2025 by the numbers:
- 217 law firm breaches (12% of all ransomware incidents)
- 41% payment rate—far above the 36% cross-sector average
- $1.2M average ransom demand (up 60% from 2024)
- 98% involved double extortion (encryption + data leak threats)
Why are law firms so attractive? They’re the perfect extortion target:
| Factor | Why It Matters |
|---|---|
| Sensitive data | M&A deals, litigation strategy, client PII |
| Third-party gateway | Compromising one firm exposes multiple corporate clients |
| Reputation pressure | Disclosure destroys client trust |
| Higher payment rate | 41% pay vs. 36% average—attackers know the math |
INTEL [SECTOR ALERT]: Law firms paid ransoms at a 41% rate in 2025—about 14% more often than the cross-sector average. With average demands up 60% year-over-year, legal services are now a premium target.
What Organizations Should Do Now
GuidePoint’s findings point to three defensive priorities:
1. Treat third-party risk as primary risk. Your vendors are your attack surface. Enforce zero trust and least privilege for every third-party connection. Audit their security posture regularly—not annually, continuously.
2. Match AI with AI. If attackers use LLMs to find you, you need AI to find them first. Deploy AI-augmented threat detection, behavioral analytics, and automated response playbooks. SOAR platforms should handle routine isolation and credential resets in seconds.
3. Assume you’ll be hit—plan for speed. With 20+ victims per day, the question isn’t if but when. Your recovery playbooks need to execute faster than attackers can escalate. Tabletop exercises should include AI-driven attack scenarios.

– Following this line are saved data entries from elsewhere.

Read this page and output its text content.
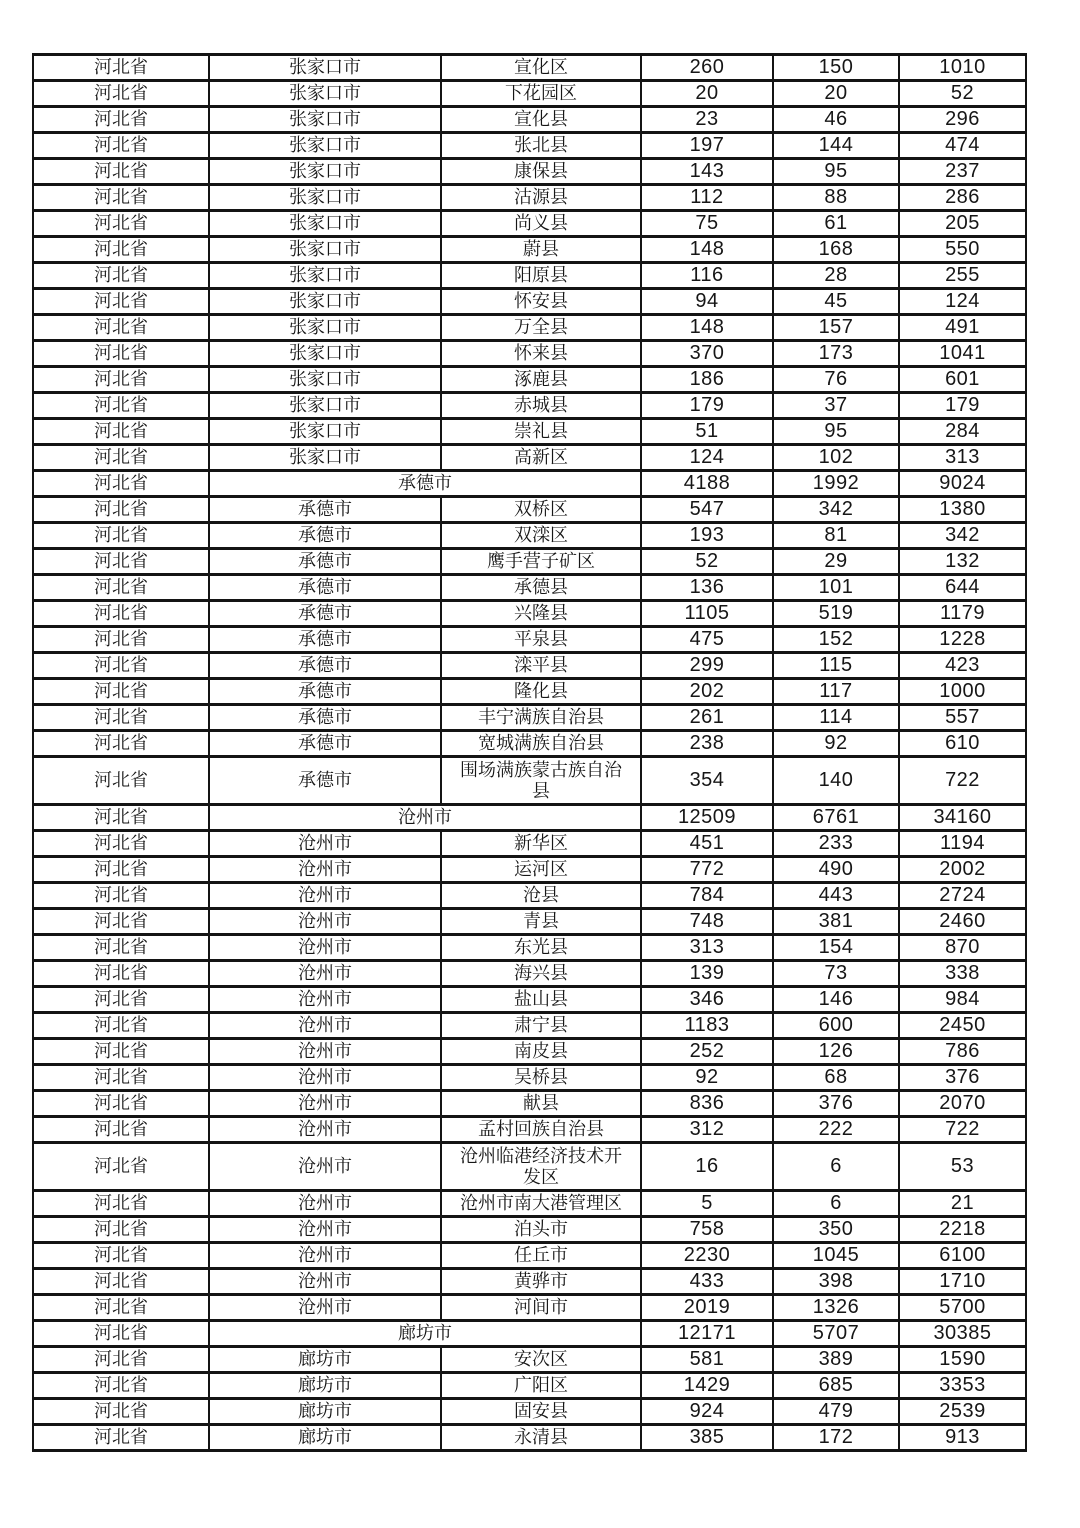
河北省	张家口市	宣化区	260	150	1010
河北省	张家口市	下花园区	20	20	52
河北省	张家口市	宣化县	23	46	296
河北省	张家口市	张北县	197	144	474
河北省	张家口市	康保县	143	95	237
河北省	张家口市	沽源县	112	88	286
河北省	张家口市	尚义县	75	61	205
河北省	张家口市	蔚县	148	168	550
河北省	张家口市	阳原县	116	28	255
河北省	张家口市	怀安县	94	45	124
河北省	张家口市	万全县	148	157	491
河北省	张家口市	怀来县	370	173	1041
河北省	张家口市	涿鹿县	186	76	601
河北省	张家口市	赤城县	179	37	179
河北省	张家口市	崇礼县	51	95	284
河北省	张家口市	高新区	124	102	313
河北省	承德市		4188	1992	9024
河北省	承德市	双桥区	547	342	1380
河北省	承德市	双滦区	193	81	342
河北省	承德市	鹰手营子矿区	52	29	132
河北省	承德市	承德县	136	101	644
河北省	承德市	兴隆县	1105	519	1179
河北省	承德市	平泉县	475	152	1228
河北省	承德市	滦平县	299	115	423
河北省	承德市	隆化县	202	117	1000
河北省	承德市	丰宁满族自治县	261	114	557
河北省	承德市	宽城满族自治县	238	92	610
河北省	承德市	围场满族蒙古族自治县	354	140	722
河北省	沧州市		12509	6761	34160
河北省	沧州市	新华区	451	233	1194
河北省	沧州市	运河区	772	490	2002
河北省	沧州市	沧县	784	443	2724
河北省	沧州市	青县	748	381	2460
河北省	沧州市	东光县	313	154	870
河北省	沧州市	海兴县	139	73	338
河北省	沧州市	盐山县	346	146	984
河北省	沧州市	肃宁县	1183	600	2450
河北省	沧州市	南皮县	252	126	786
河北省	沧州市	吴桥县	92	68	376
河北省	沧州市	献县	836	376	2070
河北省	沧州市	孟村回族自治县	312	222	722
河北省	沧州市	沧州临港经济技术开发区	16	6	53
河北省	沧州市	沧州市南大港管理区	5	6	21
河北省	沧州市	泊头市	758	350	2218
河北省	沧州市	任丘市	2230	1045	6100
河北省	沧州市	黄骅市	433	398	1710
河北省	沧州市	河间市	2019	1326	5700
河北省	廊坊市		12171	5707	30385
河北省	廊坊市	安次区	581	389	1590
河北省	廊坊市	广阳区	1429	685	3353
河北省	廊坊市	固安县	924	479	2539
河北省	廊坊市	永清县	385	172	913
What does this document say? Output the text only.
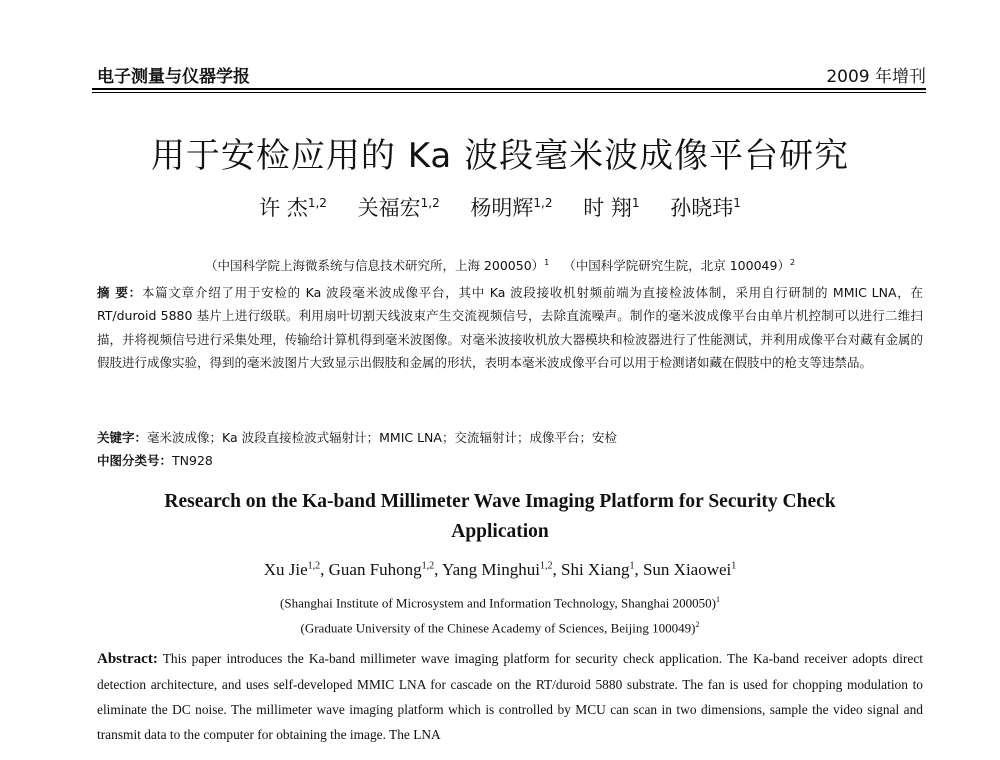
电子测量与仪器学报	2009 年增刊
用于安检应用的 Ka 波段毫米波成像平台研究
许 杰$^{1,2}$ 关福宏$^{1,2}$ 杨明辉$^{1,2}$ 时 翔$^1$ 孙晓玮$^1$
（中国科学院上海微系统与信息技术研究所，上海 200050）$^1$ （中国科学院研究生院，北京 100049）$^2$
摘 要：本篇文章介绍了用于安检的 Ka 波段毫米波成像平台，其中 Ka 波段接收机射频前端为直接检波体制，采用自行研制的 MMIC LNA，在 RT/duroid 5880 基片上进行级联。利用扇叶切割天线波束产生交流视频信号，去除直流噪声。制作的毫米波成像平台由单片机控制可以进行二维扫描，并将视频信号进行采集处理，传输给计算机得到毫米波图像。对毫米波接收机放大器模块和检波器进行了性能测试，并利用成像平台对藏有金属的假肢进行成像实验，得到的毫米波图片大致显示出假肢和金属的形状，表明本毫米波成像平台可以用于检测诸如藏在假肢中的枪支等违禁品。
关键字：毫米波成像；Ka 波段直接检波式辐射计；MMIC LNA；交流辐射计；成像平台；安检
中图分类号：TN928
Research on the Ka-band Millimeter Wave Imaging Platform for Security Check
Application
Xu Jie$^{1,2}$, Guan Fuhong$^{1,2}$, Yang Minghui$^{1,2}$, Shi Xiang$^1$, Sun Xiaowei$^1$
(Shanghai Institute of Microsystem and Information Technology, Shanghai 200050)$^1$
(Graduate University of the Chinese Academy of Sciences, Beijing 100049)$^2$
Abstract: This paper introduces the Ka-band millimeter wave imaging platform for security check application. The Ka-band receiver adopts direct detection architecture, and uses self-developed MMIC LNA for cascade on the RT/duroid 5880 substrate. The fan is used for chopping modulation to eliminate the DC noise. The millimeter wave imaging platform which is controlled by MCU can scan in two dimensions, sample the video signal and transmit data to the computer for obtaining the image. The LNA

For law firms specifically:
- Segment client data with zero-trust architecture
- Audit case management and e-discovery vendors quarterly
- Implement immutable, offline backups (per NIST SP 800-53)
- Run legal-themed phishing simulations (fake court filings, client requests)
What We’re Watching
State-sponsored overlap. GuidePoint notes increasing convergence between ransomware groups and nation-state actors. Ransomware is becoming a deniable disruption tool—expect more attacks on critical infrastructure with murky attribution.
The law firm domino. 217 breaches in 2025, and attackers now know legal pays 50% more often than average. If a major firm gets hit publicly in 2026, expect a feeding frenzy.
Sandra Joyce, VP of Google Threat Intelligence, summarized it plainly: “We expect to see more ransomware and extortion. This problem is going to continue and increase in 2026.”